But I’m not writing today to tell you how Game of Thrones succeeded last night. I’m here to ask you to consider how the show, the writers, and the producers continue to fail us. Try, if you can, to look past Hodor’s death, past Jorah’s quest for a cure, past Tyrion and Varys’ encounter with a newer, redder woman, past Jon and Sansa’s plans to retake The North, and look at Arya, a stranger in a strange city. For the past season and a half, she has been a guest of the House of Black and White in Braavos, training to be a killer, a ‘Faceless Man.’ In that time, she’s killed Meryn Trant, the Kingsguard who slew Syrio Forel, way back in season one, and led a handful of supplicants of the Faceless God to their deaths as well. But so far, it’s no comparison to her time with the Hound, where she got her revenge on Polliver and Rorge, not to mention inciting a few other deaths at the hand of Sandor Clegane. It’s an oddity, that Arya should kill less while training to be a killer, but I suppose more bloodshed is yet to come (SPOILER ALERT: more bloodshed is always about to come).

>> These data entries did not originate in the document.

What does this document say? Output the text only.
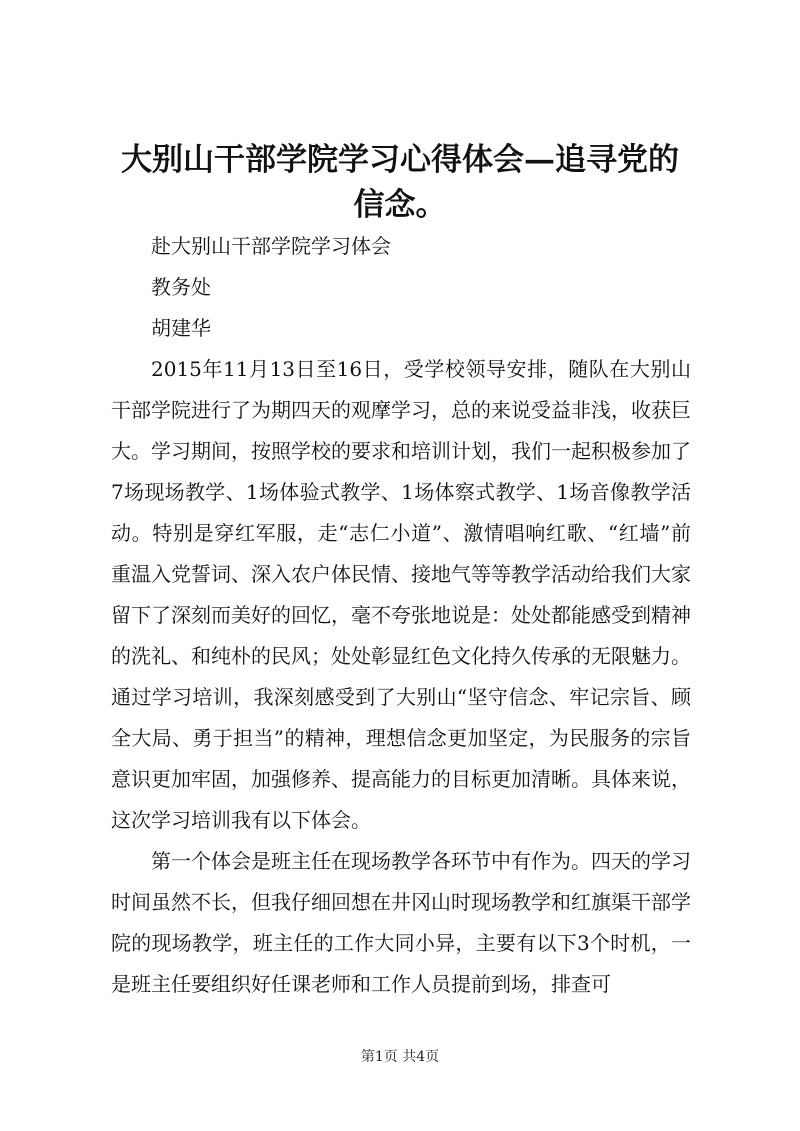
大别山干部学院学习心得体会—追寻党的信念。

赴大别山干部学院学习体会

教务处

胡建华

2015年11月13日至16日，受学校领导安排，随队在大别山干部学院进行了为期四天的观摩学习，总的来说受益非浅，收获巨大。学习期间，按照学校的要求和培训计划，我们一起积极参加了7场现场教学、1场体验式教学、1场体察式教学、1场音像教学活动。特别是穿红军服，走“志仁小道”、激情唱响红歌、“红墙”前重温入党誓词、深入农户体民情、接地气等等教学活动给我们大家留下了深刻而美好的回忆，毫不夸张地说是：处处都能感受到精神的洗礼、和纯朴的民风；处处彰显红色文化持久传承的无限魅力。通过学习培训，我深刻感受到了大别山“坚守信念、牢记宗旨、顾全大局、勇于担当”的精神，理想信念更加坚定，为民服务的宗旨意识更加牢固，加强修养、提高能力的目标更加清晰。具体来说，这次学习培训我有以下体会。

第一个体会是班主任在现场教学各环节中有作为。四天的学习时间虽然不长，但我仔细回想在井冈山时现场教学和红旗渠干部学院的现场教学，班主任的工作大同小异，主要有以下3个时机，一是班主任要组织好任课老师和工作人员提前到场，排查可

第1页 共4页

That, certainly, is chief among the things that frighten me. Not death, or the general way the show comports itself around the subject. No, what scares me is that after all Arya has done, after how bloodthirsty she’s shown herself to be, in the eyes of her trainers, she still has a long way to go. The Girl With No Name tells her that she’ll never really be one of them, and The Man With No Name agrees. Arya has a hard time letting go of things: her lineage, her name, her vengeance and her personality. The path she has chosen demands total sacrifice, total surrender, and no one is sure if she can practice that, let alone feign it long enough to learn what she needs to kill everyone on her list.

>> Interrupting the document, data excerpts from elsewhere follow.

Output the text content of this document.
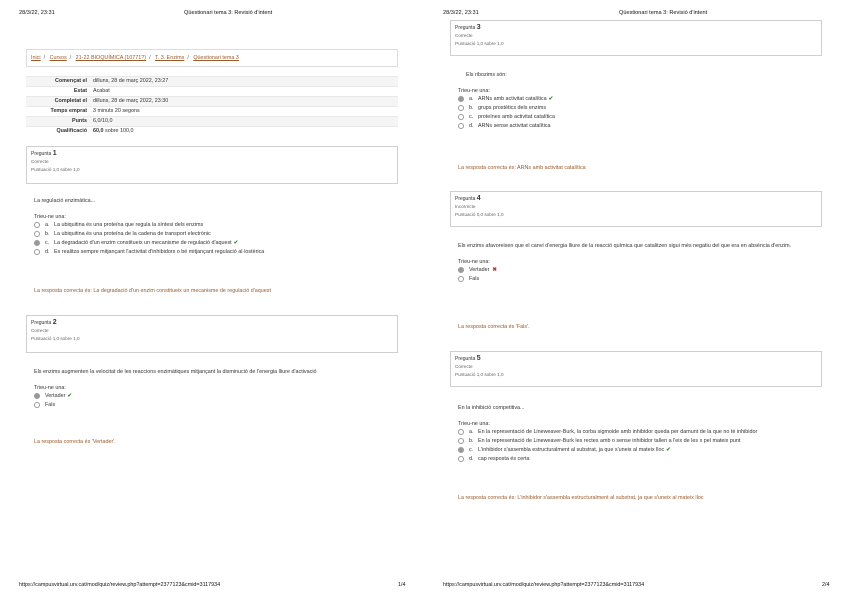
28/3/22, 23:31	Qüestionari tema 3: Revisió d'intent
Inici / Cursos / 21-22 BIOQUÍMICA (10771?) / T. 3. Enzims / Qüestionari tema 3
Començat el	dilluns, 28 de març 2022, 23:27
Estat	Acabat
Completat el	dilluns, 28 de març 2022, 23:30
Temps emprat	3 minuts 20 segons
Punts	6,0/10,0
Qualificació	60,0 sobre 100,0
Pregunta 1
Correcte
Puntuació 1,0 sobre 1,0
La regulació enzimàtica...
Trieu-ne una:
a. La ubiquitina és una proteïna que regula la síntesi dels enzims
b. La ubiquitina és una proteïna de la cadena de transport electrònic
c. La degradació d'un enzim constitueix un mecanisme de regulació d'aquest ✔
d. Es realitza sempre mitjançant l'activitat d'inhibidors o bé mitjançant regulació al·lostèrica
La resposta correcta és: La degradació d'un enzim constitueix un mecanisme de regulació d'aquest
Pregunta 2
Correcte
Puntuació 1,0 sobre 1,0
Els enzims augmenten la velocitat de les reaccions enzimàtiques mitjançant la disminució de l'energia lliure d'activació
Trieu-ne una:
Vertader ✔
Fals
La resposta correcta és 'Vertader'.
https://campusvirtual.urv.cat/mod/quiz/review.php?attempt=2377123&cmid=3117934	1/4
28/3/22, 23:31	Qüestionari tema 3: Revisió d'intent
Pregunta 3
Correcte
Puntuació 1,0 sobre 1,0
Els ribozims són:
Trieu-ne una:
a. ARNs amb activitat catalítica ✔
b. grups prostètics dels enzims
c. proteïnes amb activitat catalítica
d. ARNs sense activitat catalítica
La resposta correcta és: ARNs amb activitat catalítica
Pregunta 4
Incorrecte
Puntuació 0,0 sobre 1,0
Els enzims afavoreixen que el canvi d'energia lliure de la reacció química que catalitzen sigui més negatiu del que era en absència d'enzim.
Trieu-ne una:
Vertader ✖
Fals
La resposta correcta és 'Fals'.
Pregunta 5
Correcte
Puntuació 1,0 sobre 1,0
En la inhibició competitiva...
Trieu-ne una:
a. En la representació de Lineweaver-Burk, la corba sigmoide amb inhibidor queda per damunt de la que no té inhibidor
b. En la representació de Lineweaver-Burk les rectes amb o sense inhibidor tallen a l'eix de les x pel mateix punt
c. L'inhibidor s'assembla estructuralment al substrat, ja que s'uneix al mateix lloc ✔
d. cap resposta és certa
La resposta correcta és: L'inhibidor s'assembla estructuralment al substrat, ja que s'uneix al mateix lloc
https://campusvirtual.urv.cat/mod/quiz/review.php?attempt=2377123&cmid=3117934	2/4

And yet, still they train her. Still they give her missions, poison, instructions and objectives. Despite all evidence to the contrary, they present themselves as faithful in Arya’s abilities to be a killer of men. I can’t make up my mind whether they want her to fail or whether they want her to succeed. To fail would mean blindness (again), death, or worse. To succeed would continue to Arya’s progress down the darker path, and to my mind, her path has been dark enough. We see, too, Arya’s struggle with this issue in “The Door.” On assignment to assassinate Lady Crane, she watches the drama of her former life unfold, from Robert’s death to Ned’s execution to Sansa’s marriage to Tyrion. Some of the story she may have known, some parts she may have not, but watching her face, a myriad of emotions fly across it. Arya is transfixed by the theatre, by performance. She plays many roles, as Faceless Men do, and the very notion of playacting is appealing to her. But it is her life that she is witnessing on the stage, her shattered world in Westeros that comes alive before her. It’s a lot to take in, a lot to think about, and we can see Arya nearly break down at points.

At the same time, this is all she’s thought about, for months and years, since her family’s nigh-total extinction. These are the memories she fights to repress in The House of Black and White, but they are what brought her here, they are the parts of her that she has to hide, like Needle, Jon Snow’s gift to her. We watch Arya struggle to maintain composure, but also struggle to not let them go, to keep these family members (read: raunchy actors portraying her family members) just a little bit longer, to make the magic of the stage undo the violence of her life, if only for a few minutes.

This is where the show fails me. Not the ‘play within the HBO series,’ not the weird contortions Masie Williams makes to look like she’s suffering, but the premise that Arya’s story is going to lead somewhere with a happy ending. The tide may be starting to turn, with the Stark children all reuniting slowly and the setup for Daenerys to return with Euron to Westeros, but Arya is not a part of that tide. In a world of no child left behind, just as Rickon was swept under the rug only to be produced as a convenient motivator for Jon Snow, Arya’s path is basically murder fetishizing. She doesn’t get friends or family (not ones she can keep for long, that is). She doesn’t get allies. She doesn’t even get to have a direwolf. No, Arya gets to learn the best ways to kill people, with poison, with knives, with sticks, fists, rocks and all sorts of horrible things. In a world of growing horror, between Sansa and Arya, we see the worst of it. But where Sansa has been a victim for the majority of the show, Arya has almost always been a motivator, a doer, a killer.

Is that who the show wants me to respect, to believe in? The story in Game of Thrones is heavily sympathetic to the Stark children, and everything, from the lighting to the musical cues to the way the extras and scenery reacts to them, leads us to believe that they are our heroes, the agents of change, the protagonists along with Daenerys. Where Bran got a three-eyed raven and a Warg dream-team, Arya got the Hound, the Brotherhood, the Faceless Men. Her teachers are always bloodier, her allies always more morally dubious. With the spotlight the show casts, we are told to put our trust in her story, to have faith that things will right themselves. But believing in Arya is becoming harder and harder to do. She walks with the promise of righteous vengeance, but the path of Faceless God only promises death. After all, all men must die.